The environmental impact of recreational diving is the effects of diving tourism on the marine environment. Usually these are considered to be adverse effects, and include damage to reef organisms by incompetent and ignorant divers, but there may also be positive effects as the environment is recognised by the local communities to be worth more in good condition than degraded by inappropriate use, which encourages conservation efforts. During the 20th century recreational scuba diving was considered to have generally low environmental impact, and was consequently one of the activities permitted in most marine protected areas. Since the 1970s diving has changed from an elite activity to a more accessible recreation, marketed to a very wide demographic. To some extent better equipment has been substituted for more rigorous training, and the reduction in perceived risk has shortened minimum training requirements by several training agencies. Training has concentrated on an acceptable risk to the diver, and paid less attention to the environment. The increase in the popularity of diving and in tourist access to sensitive ecological systems has led to the recognition that the activity can have significant environmental consequences.

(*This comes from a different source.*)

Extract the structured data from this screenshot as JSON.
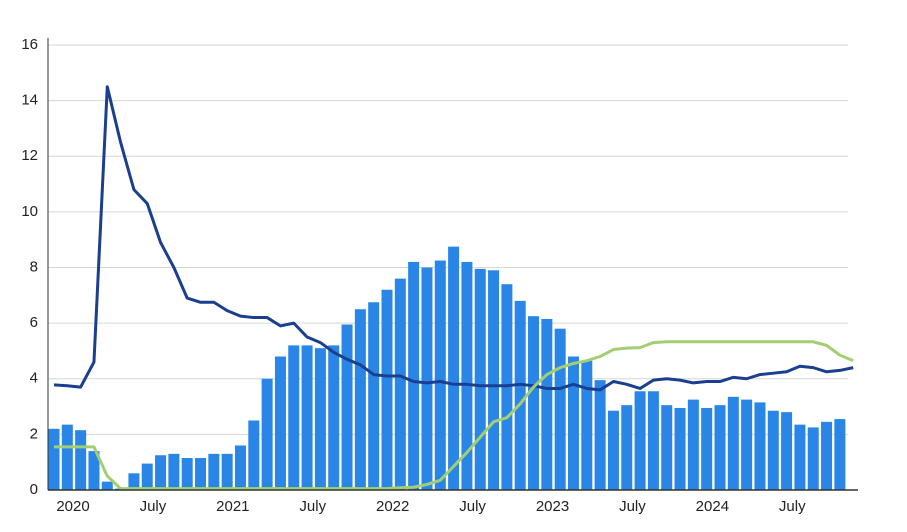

Recreational scuba diving has grown in popularity during the 21st century, as is shown by the number of certifications issued worldwide, which has increased to about 23 million by 2016 at about one million per year. Scuba diving tourism is a growth industry, and it is necessary to consider environmental sustainability, as the expanding impact of divers can adversely affect the marine environment in several ways, and the impact also depends on the specific environment. Tropical coral reefs are more easily damaged by poor diving skills than some temperate reefs, where the environment is more robust due to rougher sea conditions and fewer fragile, slow-growing organisms. The same pleasant sea conditions that allow development of relatively delicate and highly diverse ecologies also attract the greatest number of tourists, including divers who dive infrequently, exclusively on vacation and never fully develop the skills to dive in an environmentally friendly way. Low impact diving training has been shown to be effective in reducing diver contact.

The ecological impact of commercial diving is a small part of the impact of the specific industry supported by the diving operations, as commercial diving is not done in isolation. In most cases the impact of diving operations is insignificant in comparison with the overall project, and environmental impact assessments may be required before the project is authorised for some classes of project. Underwater ships husbandry may be an exception to this general tendency, and specific precautions to limit ecological impact may be required. Several of these operations will release some quantity of harmful material into the water, particularly hull cleaning operations which will release antifouling toxins. Alien biofouling organisms may also be released during this process. Other forms of professional diving, such as scientific and archaeological dives, are planned to minimise impact, which may be a condition for the application for a permit.